Depuis longtemps l’artiste Bernard Pagès aime les matériaux qui sont du côté du réel, que ceux-ci soit directement issus de la nature (bois, pierre, etc.) ou récupérés après avoir été manufacturés par l’homme (grillages, poutrelles métalliques, fer à béton, etc.). Cela ne se dément pas dans sa présente exposition à la galerie Bernard Ceysson à Paris, visible jusqu’au 6 janvier 2014. Sans doute par quelque glissement homophonique cet artiste, souvent utilisateur de métal, en particulier de fer, situe son action créatrice du côté du faire. Et on peut voir qu’il sait y faire.

Voir en ligne : http://www.bernardceysson.com/

Ses procédures de sculpteur le font agir vers un projet qui prend forme dans le temps par la transformation des matériaux. Il agit sur ceux-ci, pas seulement en technicien habile, qu’il est assurément, mais aussi en donnant un sens poétique à ses actions poïétiques (en grec ancien "poein" marque l’action créatrice au delà de la fabrique, praxis). Comme l’écrivait Michel Guérin dans L’espace plastique (2008, p. 60) : « Les gestes technique et pratique sont […] plus semblables qu’il y paraît. Sans doute les instruments diffèrent, ainsi que les matériaux et, bien entendu les buts ; le trait qui les apparente, l’habileté je crois, renvoie à une économie du geste. Faire, c’est gérer le geste. » On admire toujours la manière dont Bernard Pagès gère ses gestes en accord avec les matériaux qu’il sélectionne.

Une majorité de pièces de cette exposition portent un titre commençant par « Pal » signalant un élément central oblong sortant en oblique d’une base large. Dans la plupart des œuvres cet « élan » central a été réalisé en beau bois ancien, sculpté et poncé. Cette partie quelque peu attentatoire émerge d’une base globalement sphérique, plus ou moins hérissée, réalisée en métal. Certains de ces pals sont assez hauts : 160 cm pour Pal grillage triple torsion n°2, 2013 ; d’autres paraissent plus trapus comme Pal aux feuilles de cuivre n°5, à peine plus haut que large, (23 x 28 x 23 cm). Des tailles intermédiaires sont aussi exposées : Pal au fil de fer recuit 1, 2013 (21 x 44 x 21 cm). Précisons que pour une mise en scène appropriée à l’espace de la galerie les plus petites sculptures sont regroupées par trois, dirigeant toutes leurs pointes vers les spectateurs. Judicieusement placée face à la porte d’entrée, l’œuvre portant le titre : Pal carré de cuivre froissé, 2012, provoque d’emblée un choc esthétique sur le visiteur.

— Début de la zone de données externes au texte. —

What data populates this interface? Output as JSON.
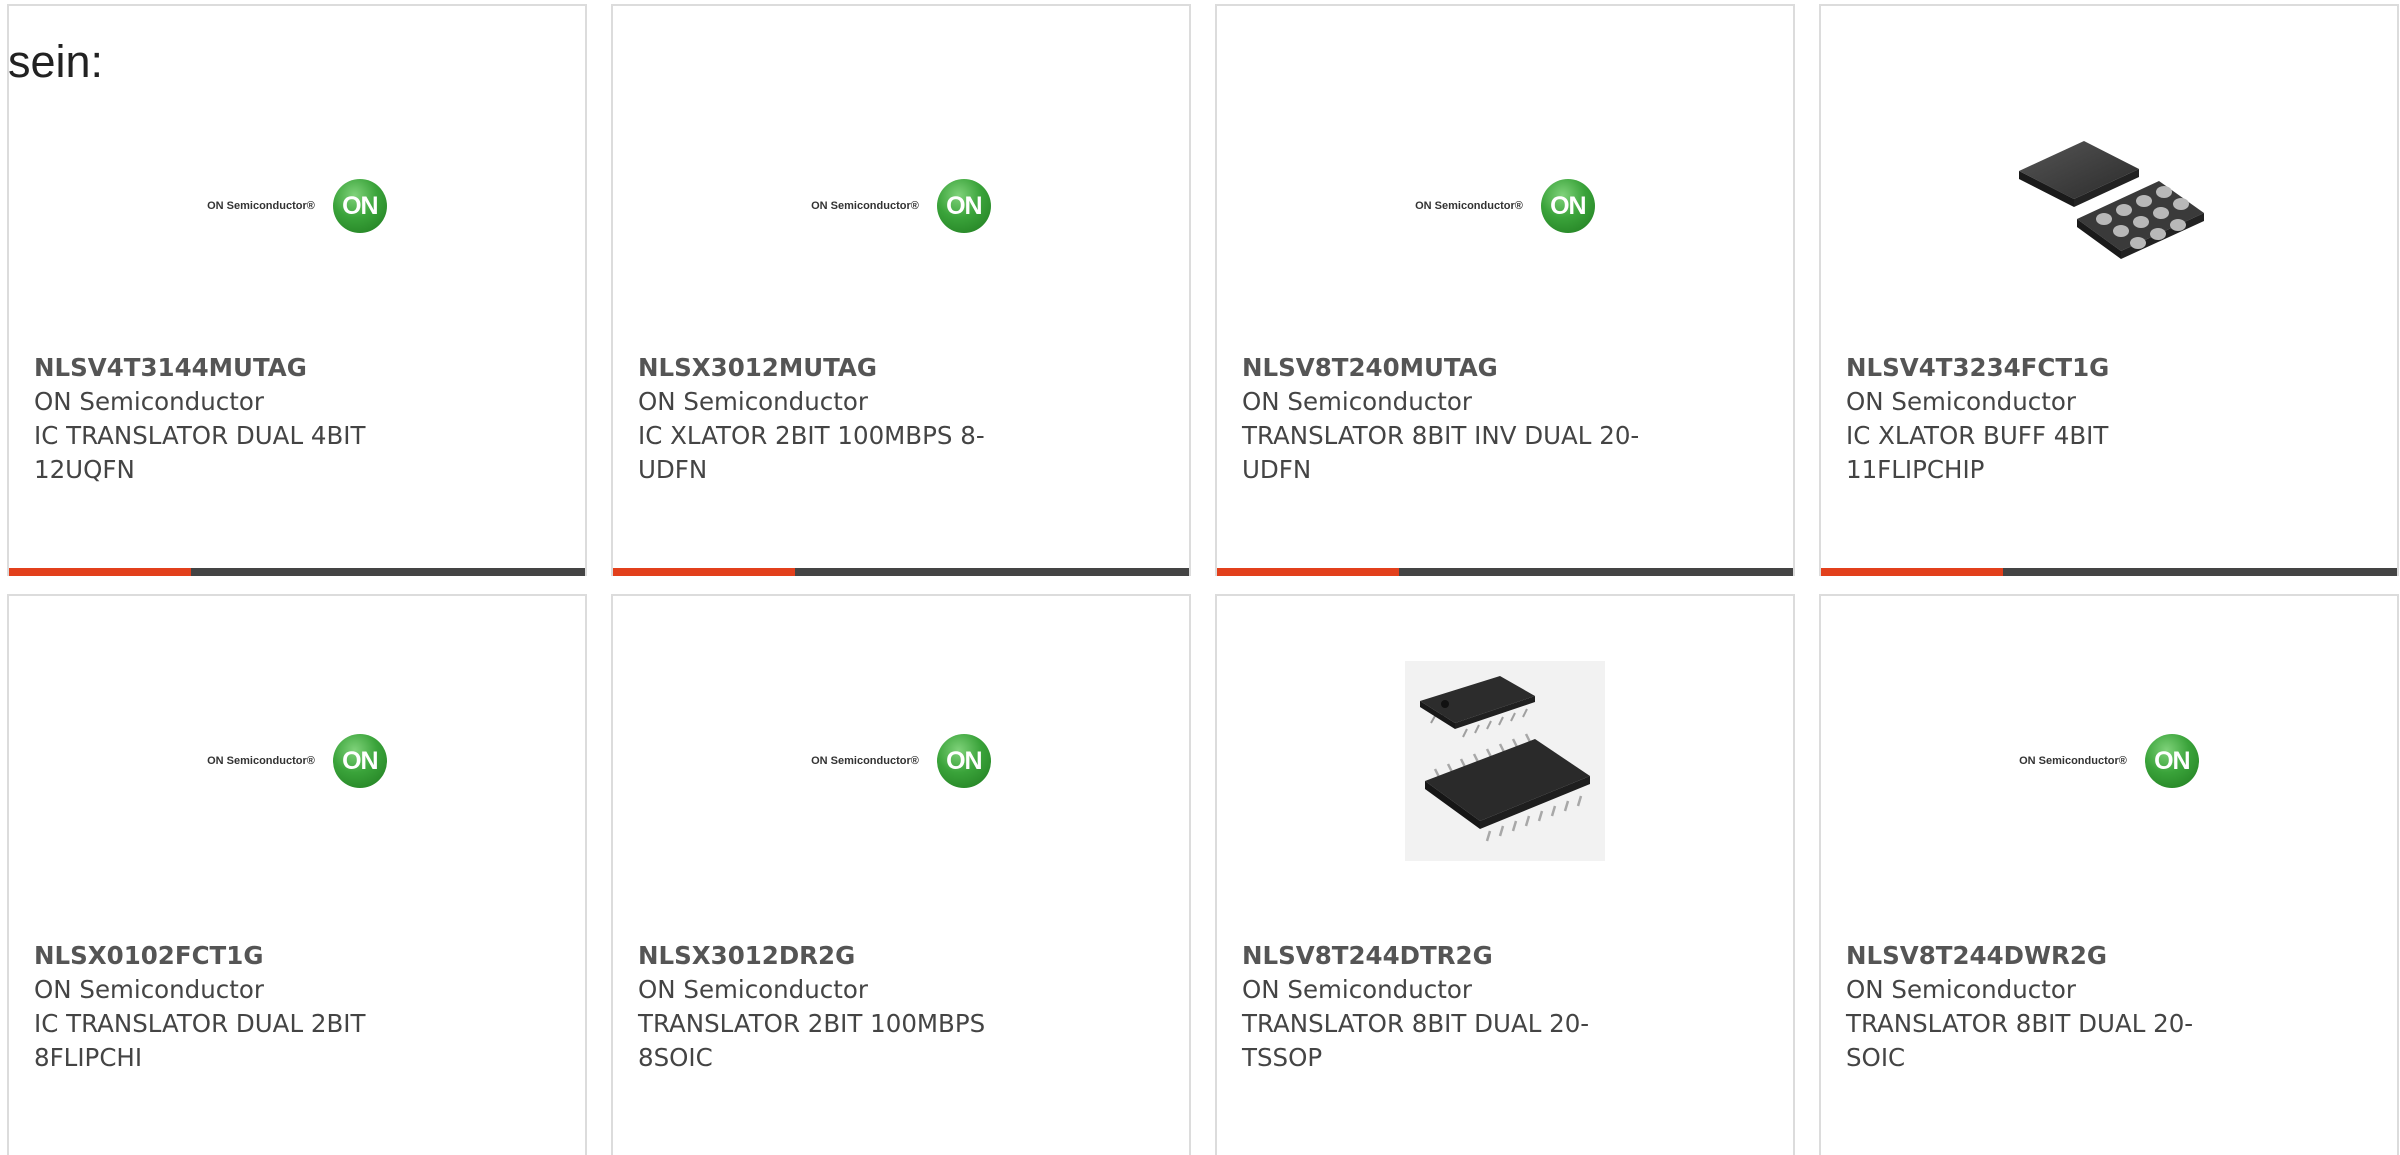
{
  "intro_text": "sein:",
  "products": [
    {
      "part_number": "NLSV4T3144MUTAG",
      "manufacturer": "ON Semiconductor",
      "description_line1": "IC TRANSLATOR DUAL 4BIT",
      "description_line2": "12UQFN",
      "image": "on-semiconductor-logo"
    },
    {
      "part_number": "NLSX3012MUTAG",
      "manufacturer": "ON Semiconductor",
      "description_line1": "IC XLATOR 2BIT 100MBPS 8-",
      "description_line2": "UDFN",
      "image": "on-semiconductor-logo"
    },
    {
      "part_number": "NLSV8T240MUTAG",
      "manufacturer": "ON Semiconductor",
      "description_line1": "TRANSLATOR 8BIT INV DUAL 20-",
      "description_line2": "UDFN",
      "image": "on-semiconductor-logo"
    },
    {
      "part_number": "NLSV4T3234FCT1G",
      "manufacturer": "ON Semiconductor",
      "description_line1": "IC XLATOR BUFF 4BIT",
      "description_line2": "11FLIPCHIP",
      "image": "bga-chip-photo"
    },
    {
      "part_number": "NLSX0102FCT1G",
      "manufacturer": "ON Semiconductor",
      "description_line1": "IC TRANSLATOR DUAL 2BIT",
      "description_line2": "8FLIPCHI",
      "image": "on-semiconductor-logo"
    },
    {
      "part_number": "NLSX3012DR2G",
      "manufacturer": "ON Semiconductor",
      "description_line1": "TRANSLATOR 2BIT 100MBPS",
      "description_line2": "8SOIC",
      "image": "on-semiconductor-logo"
    },
    {
      "part_number": "NLSV8T244DTR2G",
      "manufacturer": "ON Semiconductor",
      "description_line1": "TRANSLATOR 8BIT DUAL 20-",
      "description_line2": "TSSOP",
      "image": "tssop-chip-photo"
    },
    {
      "part_number": "NLSV8T244DWR2G",
      "manufacturer": "ON Semiconductor",
      "description_line1": "TRANSLATOR 8BIT DUAL 20-",
      "description_line2": "SOIC",
      "image": "on-semiconductor-logo"
    }
  ],
  "logo": {
    "wordmark": "ON Semiconductor®",
    "badge": "ON"
  },
  "colors": {
    "accent_orange": "#e2401c",
    "accent_dark": "#444444",
    "on_green": "#3aa33a"
  }
}
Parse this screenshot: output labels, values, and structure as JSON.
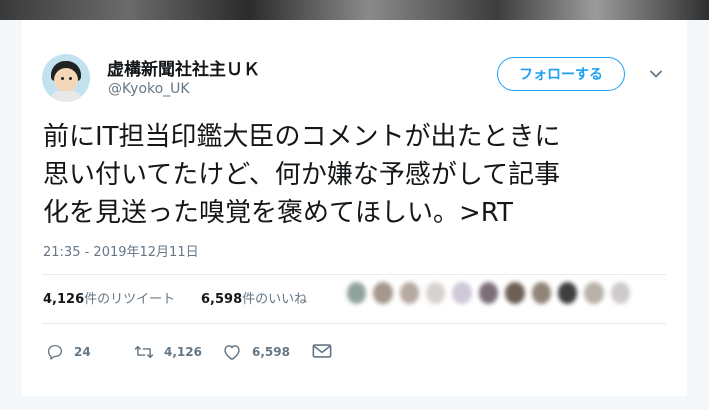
{
  "tweet": {
    "display_name": "虚構新聞社社主ＵＫ",
    "handle": "@Kyoko_UK",
    "follow_label": "フォローする",
    "text_lines": [
      "前にIT担当印鑑大臣のコメントが出たときに",
      "思い付いてたけど、何か嫌な予感がして記事",
      "化を見送った嗅覚を褒めてほしい。>RT"
    ],
    "timestamp": "21:35 - 2019年12月11日"
  },
  "stats": {
    "retweets_count": "4,126",
    "retweets_label": "件のリツイート",
    "likes_count": "6,598",
    "likes_label": "件のいいね"
  },
  "actions": {
    "reply_count": "24",
    "retweet_count": "4,126",
    "like_count": "6,598"
  },
  "colors": {
    "accent": "#1da1f2",
    "secondary_text": "#657786",
    "liker_colors": [
      "#8fa39a",
      "#a5978c",
      "#b6a9a0",
      "#d8d2cf",
      "#cfc8d8",
      "#7d6f78",
      "#6e5f55",
      "#908476",
      "#3e3e3e",
      "#b8b1a8",
      "#cfcaca"
    ]
  },
  "icons": [
    "avatar",
    "chevron-down-icon",
    "reply-icon",
    "retweet-icon",
    "heart-icon",
    "mail-icon"
  ]
}
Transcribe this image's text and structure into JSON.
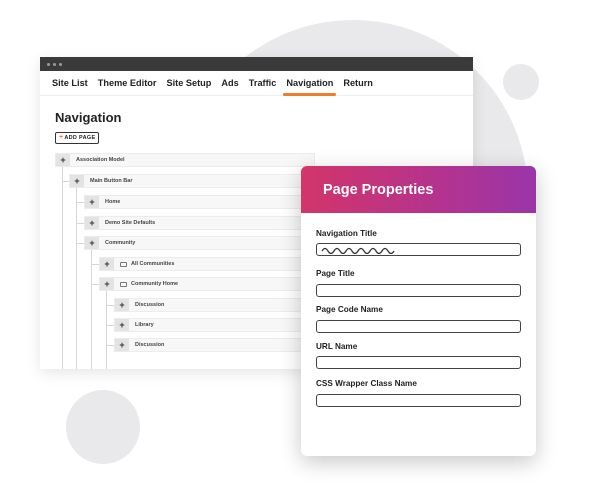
{
  "browser": {
    "nav": [
      {
        "label": "Site List"
      },
      {
        "label": "Theme Editor"
      },
      {
        "label": "Site Setup"
      },
      {
        "label": "Ads"
      },
      {
        "label": "Traffic"
      },
      {
        "label": "Navigation",
        "active": true
      },
      {
        "label": "Return"
      }
    ],
    "page_title": "Navigation",
    "add_page_label": "ADD PAGE",
    "tree": [
      {
        "label": "Association Model",
        "level": 0,
        "icon": false
      },
      {
        "label": "Main Button Bar",
        "level": 1,
        "icon": false
      },
      {
        "label": "Home",
        "level": 2,
        "icon": false
      },
      {
        "label": "Demo Site Defaults",
        "level": 2,
        "icon": false
      },
      {
        "label": "Community",
        "level": 2,
        "icon": false
      },
      {
        "label": "All Communities",
        "level": 3,
        "icon": true
      },
      {
        "label": "Community Home",
        "level": 3,
        "icon": true
      },
      {
        "label": "Discussion",
        "level": 4,
        "icon": false
      },
      {
        "label": "Library",
        "level": 4,
        "icon": false
      },
      {
        "label": "Discussion",
        "level": 4,
        "icon": false
      }
    ]
  },
  "panel": {
    "title": "Page Properties",
    "fields": [
      {
        "label": "Navigation Title",
        "value": "",
        "squiggle": true
      },
      {
        "label": "Page Title",
        "value": ""
      },
      {
        "label": "Page Code Name",
        "value": ""
      },
      {
        "label": "URL Name",
        "value": ""
      },
      {
        "label": "CSS Wrapper Class Name",
        "value": ""
      }
    ]
  },
  "colors": {
    "accent": "#f07b2b",
    "header_gradient_start": "#d2356a",
    "header_gradient_end": "#9a35a9",
    "titlebar": "#3a3a3a"
  }
}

Elle impressionne par sa taille, près de 3 m de haut, par l’élan de cette flèche constituée d’innombrables morceaux de cuivre plissés en tout sens et aussi par la forte base stable, constituée par l’assemblage d’une douzaine d’arcs réalisés à partir de poutrelles d’acier façonnées. Comme devant toutes les créations de Pagès, le spectateur est admiratif devant l’organisation plastique à la fois simple et complexe. Les oppositions se marquent. Face à cette sculpture, l’œil peut distinguer le nombre et les orientations diverses des éléments de la base alors qu’il se perd dans les multiples facettes du cuivre constituant le pal ; pourtant le façonnage de celui-ci en une pyramide étirée, de section carrée, réinstalle l’unité dans le multiple. L’opposition des teintes, un beau brun rouille verni pour la base et un magnifique bleu-vert (vert-de-gris) pour la partie centrale, accentue le distinguo visuel et sensuel.

La plupart des créations de l’artiste jouent sur cette opposition entre le simple, souvent un élément unitaire en bois, et le multiple. N’essayez pas de dénombrer les « pointes de 200 mm » en cuivre oxydé qui entourent le petit pal en bois poncé ; l’artiste lui-même sans doute l’ignore, et combien il lui a fallu mettre de couches de grillage galvanisé autour du pieu de Pal grillage triple torsion n°2, (déjà cité). En fait Bernard Pagès part d’un matériau usuel, banal, commun, pour l’amener à apparaître, après ses ingénieuses transformations, comme une matière plastiquement riche susceptible de créer de l’émotion chez des regardeurs attentifs.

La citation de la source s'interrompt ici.